Boas e Más Memórias
Vida e Obra de Um Poeta
Herberto Helder
Não descuido a minha obra. Deve-se velar por aquilo que conseguiu ascender, entre riscos e ameaças, às condições da realidade. Mas serão os meus poemas uma realidade concreta no meio das paisagens interiores e exteriores? Não possuo um só dos papéis que enchi; interessa-me a forma acabada das minhas experiências, e suas significações, mantida numa espécie de memória tensa
e límpida. Os papéis, esses, estão em França (Paris ou Marselha), na Holanda, na África do Sul. Encontram-se nas mãos de conhecidos, desconhecidos, amigos, inimigos — e cada qual saberá usar deles de modo particular e, suponho, exemplar. Tirarão daí indeclináveis razões para a moralidade dos seus pensamentos com relação a mim e a eles mesmos. Não, não sei de cor as pequenas composições de palavras. Retenho a fantasia, a objectividade delas — ponto onde me apoio para saber que sou sólido, e tenho (ou sou) uma obra. Avancei muito no conhecimento da divindade, desde o dia em que escrevi um dístico na parede de um urinol de Lisboa até à minha obra-prima (um poema dramático), oferecida com maliciosa ingenuidade a uma prostituta nas docas de Amesterdão (ela não sabia português). Um poema desesperadamente religioso que falava do corpo e da sua magnificência e perenidade.
Foi assim que me pus a escrever — enquanto esperava a oportunidade de entrar numa casa (numa retrete, digo) ou quando, já nela, começava a pensar, a investigar, a decifrar, entregue e defendido na retrete, na profundidade que eu mesmo transportara ao longo dos anos, mal aflorada por instantes e agora enfim oferecida. O mundo não me tocara e fecundara em vão. Eu apurara a experiência, encontrara os meus centros. Levava tudo para a retrete: o amor, o terror, a grande cidade, o anjo da guarda com quem atravessara o bairro atulhado de putas. A minha obra nascia. Às vezes, no meio dos perigos, medos e vertigens destas experiências, olhava a cara num pequeno espelho de bolso, para ver se eu próprio me transformava por fora, ao sabor do sensível movimento do espírito, este conhecimento que ia ganhando da vida e da poesia. Vi que sim. O rosto anunciava com antecedência a chegada súbita de um sentimento muito agudo e quase doloroso das coisas, sua concordância e relações, a chegada da iluminação. Num dos poemas que deixei em Paris falo disto explicitamente, falo do homem vendo nos próprios olhos a nascente e brilhante imagem do mundo. É um bom poema em que trabalhei quinze noites seguidas, sempre sentado numa retrete da rue des Abbesses.

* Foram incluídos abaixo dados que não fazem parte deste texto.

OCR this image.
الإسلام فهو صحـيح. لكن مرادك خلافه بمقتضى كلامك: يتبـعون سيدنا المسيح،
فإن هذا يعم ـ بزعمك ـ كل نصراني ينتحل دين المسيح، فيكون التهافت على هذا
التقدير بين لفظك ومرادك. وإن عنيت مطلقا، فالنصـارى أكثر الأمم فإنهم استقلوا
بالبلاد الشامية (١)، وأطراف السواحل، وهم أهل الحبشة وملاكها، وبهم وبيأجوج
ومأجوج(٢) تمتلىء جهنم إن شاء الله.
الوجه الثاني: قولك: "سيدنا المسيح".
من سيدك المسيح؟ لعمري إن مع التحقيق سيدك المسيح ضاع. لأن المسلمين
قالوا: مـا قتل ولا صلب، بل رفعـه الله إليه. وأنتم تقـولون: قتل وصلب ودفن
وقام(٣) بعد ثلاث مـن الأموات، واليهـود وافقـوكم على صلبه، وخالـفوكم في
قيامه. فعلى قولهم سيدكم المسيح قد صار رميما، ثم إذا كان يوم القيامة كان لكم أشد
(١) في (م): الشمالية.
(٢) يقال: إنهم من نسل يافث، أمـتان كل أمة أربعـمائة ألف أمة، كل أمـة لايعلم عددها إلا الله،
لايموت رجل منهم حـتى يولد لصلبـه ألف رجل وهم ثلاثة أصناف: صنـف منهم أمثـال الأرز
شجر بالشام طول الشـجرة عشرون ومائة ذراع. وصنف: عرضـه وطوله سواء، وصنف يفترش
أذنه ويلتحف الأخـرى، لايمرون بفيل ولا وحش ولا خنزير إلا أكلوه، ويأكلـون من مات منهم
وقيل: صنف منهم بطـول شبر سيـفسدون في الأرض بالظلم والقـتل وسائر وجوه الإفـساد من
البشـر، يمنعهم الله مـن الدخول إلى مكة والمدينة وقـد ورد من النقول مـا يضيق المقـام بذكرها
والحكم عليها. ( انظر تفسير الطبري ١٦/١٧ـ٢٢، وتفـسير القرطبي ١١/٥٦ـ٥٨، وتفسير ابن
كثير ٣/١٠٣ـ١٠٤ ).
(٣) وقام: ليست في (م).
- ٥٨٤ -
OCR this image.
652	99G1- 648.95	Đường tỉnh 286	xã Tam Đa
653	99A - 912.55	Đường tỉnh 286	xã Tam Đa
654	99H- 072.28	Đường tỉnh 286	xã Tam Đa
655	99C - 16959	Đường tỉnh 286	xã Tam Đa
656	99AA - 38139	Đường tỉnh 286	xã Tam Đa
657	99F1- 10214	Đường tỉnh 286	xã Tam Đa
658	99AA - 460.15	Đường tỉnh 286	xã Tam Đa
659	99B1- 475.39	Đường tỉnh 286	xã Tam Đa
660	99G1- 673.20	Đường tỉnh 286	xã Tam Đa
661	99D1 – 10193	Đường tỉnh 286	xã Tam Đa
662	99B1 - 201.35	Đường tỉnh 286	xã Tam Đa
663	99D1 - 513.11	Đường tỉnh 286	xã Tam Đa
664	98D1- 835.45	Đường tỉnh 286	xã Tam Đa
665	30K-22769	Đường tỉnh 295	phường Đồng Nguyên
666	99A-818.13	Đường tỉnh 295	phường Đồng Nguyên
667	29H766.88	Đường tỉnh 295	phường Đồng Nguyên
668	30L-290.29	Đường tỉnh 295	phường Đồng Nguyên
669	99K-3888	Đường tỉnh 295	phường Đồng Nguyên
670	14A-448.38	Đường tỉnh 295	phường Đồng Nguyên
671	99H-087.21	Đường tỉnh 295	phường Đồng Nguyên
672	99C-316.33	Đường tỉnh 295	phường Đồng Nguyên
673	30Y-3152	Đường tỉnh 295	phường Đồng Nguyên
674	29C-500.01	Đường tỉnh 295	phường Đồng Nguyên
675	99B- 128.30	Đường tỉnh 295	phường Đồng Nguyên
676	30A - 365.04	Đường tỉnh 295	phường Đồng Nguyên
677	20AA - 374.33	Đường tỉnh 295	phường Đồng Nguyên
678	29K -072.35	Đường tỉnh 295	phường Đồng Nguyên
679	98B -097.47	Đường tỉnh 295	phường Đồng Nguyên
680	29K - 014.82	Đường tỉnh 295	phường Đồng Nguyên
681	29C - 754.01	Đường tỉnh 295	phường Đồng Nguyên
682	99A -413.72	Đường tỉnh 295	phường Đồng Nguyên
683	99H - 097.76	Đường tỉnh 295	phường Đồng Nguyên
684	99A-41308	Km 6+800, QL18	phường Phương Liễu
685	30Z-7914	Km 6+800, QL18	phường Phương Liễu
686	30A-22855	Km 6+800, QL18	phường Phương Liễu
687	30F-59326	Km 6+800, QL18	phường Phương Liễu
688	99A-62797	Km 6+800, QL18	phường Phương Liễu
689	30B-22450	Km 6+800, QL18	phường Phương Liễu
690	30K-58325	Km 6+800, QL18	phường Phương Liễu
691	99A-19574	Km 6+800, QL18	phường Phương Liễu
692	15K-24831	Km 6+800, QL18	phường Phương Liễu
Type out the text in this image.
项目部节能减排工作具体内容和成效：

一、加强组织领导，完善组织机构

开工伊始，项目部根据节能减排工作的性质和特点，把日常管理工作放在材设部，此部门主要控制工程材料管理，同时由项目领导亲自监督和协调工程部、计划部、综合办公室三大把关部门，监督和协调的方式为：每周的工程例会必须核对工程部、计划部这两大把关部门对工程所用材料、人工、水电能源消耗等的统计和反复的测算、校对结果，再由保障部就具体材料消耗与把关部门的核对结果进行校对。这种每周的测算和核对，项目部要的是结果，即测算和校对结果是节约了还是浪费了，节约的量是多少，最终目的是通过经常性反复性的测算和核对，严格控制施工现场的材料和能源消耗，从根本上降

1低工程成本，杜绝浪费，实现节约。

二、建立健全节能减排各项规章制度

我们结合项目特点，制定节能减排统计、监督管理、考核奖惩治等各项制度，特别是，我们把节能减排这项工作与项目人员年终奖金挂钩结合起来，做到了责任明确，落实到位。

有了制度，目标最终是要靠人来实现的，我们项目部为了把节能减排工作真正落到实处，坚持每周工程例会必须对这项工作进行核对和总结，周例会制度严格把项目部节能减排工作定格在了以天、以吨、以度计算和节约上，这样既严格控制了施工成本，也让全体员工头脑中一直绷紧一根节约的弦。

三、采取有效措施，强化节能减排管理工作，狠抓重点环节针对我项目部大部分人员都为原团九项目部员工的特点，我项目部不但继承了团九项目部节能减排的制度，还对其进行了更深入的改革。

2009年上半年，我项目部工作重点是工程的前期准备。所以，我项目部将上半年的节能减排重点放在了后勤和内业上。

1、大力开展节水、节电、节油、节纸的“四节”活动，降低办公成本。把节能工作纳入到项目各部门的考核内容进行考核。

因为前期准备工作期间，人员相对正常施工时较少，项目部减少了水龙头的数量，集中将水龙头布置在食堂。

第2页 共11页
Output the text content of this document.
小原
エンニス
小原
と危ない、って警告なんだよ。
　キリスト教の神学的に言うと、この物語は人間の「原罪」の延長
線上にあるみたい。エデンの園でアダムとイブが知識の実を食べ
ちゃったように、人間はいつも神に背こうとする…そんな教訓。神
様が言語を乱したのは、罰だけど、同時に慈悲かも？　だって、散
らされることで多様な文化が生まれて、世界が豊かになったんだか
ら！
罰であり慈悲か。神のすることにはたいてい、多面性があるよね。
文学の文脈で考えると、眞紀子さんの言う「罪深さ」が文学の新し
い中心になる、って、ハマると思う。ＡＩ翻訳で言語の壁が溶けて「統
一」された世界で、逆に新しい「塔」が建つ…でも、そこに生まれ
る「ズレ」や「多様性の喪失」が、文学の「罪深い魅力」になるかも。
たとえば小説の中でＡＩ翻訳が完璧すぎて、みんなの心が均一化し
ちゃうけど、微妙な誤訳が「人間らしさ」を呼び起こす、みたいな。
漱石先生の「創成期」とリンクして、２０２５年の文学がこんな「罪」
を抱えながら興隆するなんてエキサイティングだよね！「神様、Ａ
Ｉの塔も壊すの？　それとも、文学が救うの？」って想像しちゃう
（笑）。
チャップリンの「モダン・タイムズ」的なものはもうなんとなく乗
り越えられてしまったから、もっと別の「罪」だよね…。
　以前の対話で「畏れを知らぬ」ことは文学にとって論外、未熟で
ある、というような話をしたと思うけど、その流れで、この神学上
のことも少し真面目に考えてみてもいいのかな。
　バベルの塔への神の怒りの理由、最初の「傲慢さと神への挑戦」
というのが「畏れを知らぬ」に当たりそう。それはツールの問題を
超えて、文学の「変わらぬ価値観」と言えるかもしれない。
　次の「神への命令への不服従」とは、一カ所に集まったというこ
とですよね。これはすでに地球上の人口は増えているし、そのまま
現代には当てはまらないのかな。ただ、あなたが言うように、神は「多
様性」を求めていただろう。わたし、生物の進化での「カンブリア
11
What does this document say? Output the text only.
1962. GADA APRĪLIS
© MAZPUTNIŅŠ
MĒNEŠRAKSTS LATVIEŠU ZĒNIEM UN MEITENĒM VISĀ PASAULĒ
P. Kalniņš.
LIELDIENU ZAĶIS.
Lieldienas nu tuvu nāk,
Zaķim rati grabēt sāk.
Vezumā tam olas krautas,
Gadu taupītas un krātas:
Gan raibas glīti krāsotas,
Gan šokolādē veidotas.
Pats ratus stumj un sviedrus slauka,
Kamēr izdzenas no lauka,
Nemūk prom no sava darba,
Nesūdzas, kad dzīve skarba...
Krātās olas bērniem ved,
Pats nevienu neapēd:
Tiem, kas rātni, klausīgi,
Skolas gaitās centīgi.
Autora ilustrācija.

Outro princípio fulcral da minha poesia — o da Fêmea-Mãe — foi descoberto, imaginado, organizado e assumido na mesma retrete. Devo muito a essa retrete. Certas noites dava uma volta por Pigalle e estudava miudamente os cartazes nas casas de strip-tease. Absorvia a nudez retratada das actrizes como se absorve um plasma forte. Elas eram intérpretes de Deus. Via nesses corpos uma declaração divina, e o jogo espectacular do que chamam vícios era uma espécie de escrita manifesta, uma alusiva visibilização de Deus. E tudo isso me era dado como um caminho de conhecimento, uma complexa viabilidade. Todas as putas de Pigalle eram minhas mães; a carne fotografada, tornada viva em mim pelo enredo da comoção, era a carne-mãe, a matéria fundamental da terra. Deus instigava-me e amparava-me na descoberta e, posteriormente, na magnificação e glorificação do mundo.
Hoje, nada sei de quem me amou ou ama. Nada me reparte no tempo. Abro-me à unidade da vida — e amo o passado e o futuro com um só fervor: completo. A geografia não existe. Quem está em Joanesburgo e me ama ou possui um breve poema rabiscado nas costas de um envelope, ou quem me odeia em Roterdão e apenas tem algumas palavras sem destinatário, nada poderá supor da minha lenta maturidade. Esses papéis pouco valem, e esses sentimentos (de amor e ódio). Vale quem sou. Ultrapasso as palavras escritas aos trinta anos. O poema que agora escrevesse diria como estou pronto para morrer, referiria enfim a excelência do meu corpo urdido nas aventuras da solidão e da comunhão, e falaria de tudo quanto auxilia um homem no seu ofício — a ferocidade dos outros, o apartamento, ou o seu amor que, ferido pela ignorância, se inclina para ele, para o seu trabalho, o desejo, a expectativa. Morrerei como se fosse numa retrete de Paris — só, com a minha visão, o pressentido segredo das coisas.
E é na morte de um poeta que se principia a ver que o mundo é eterno.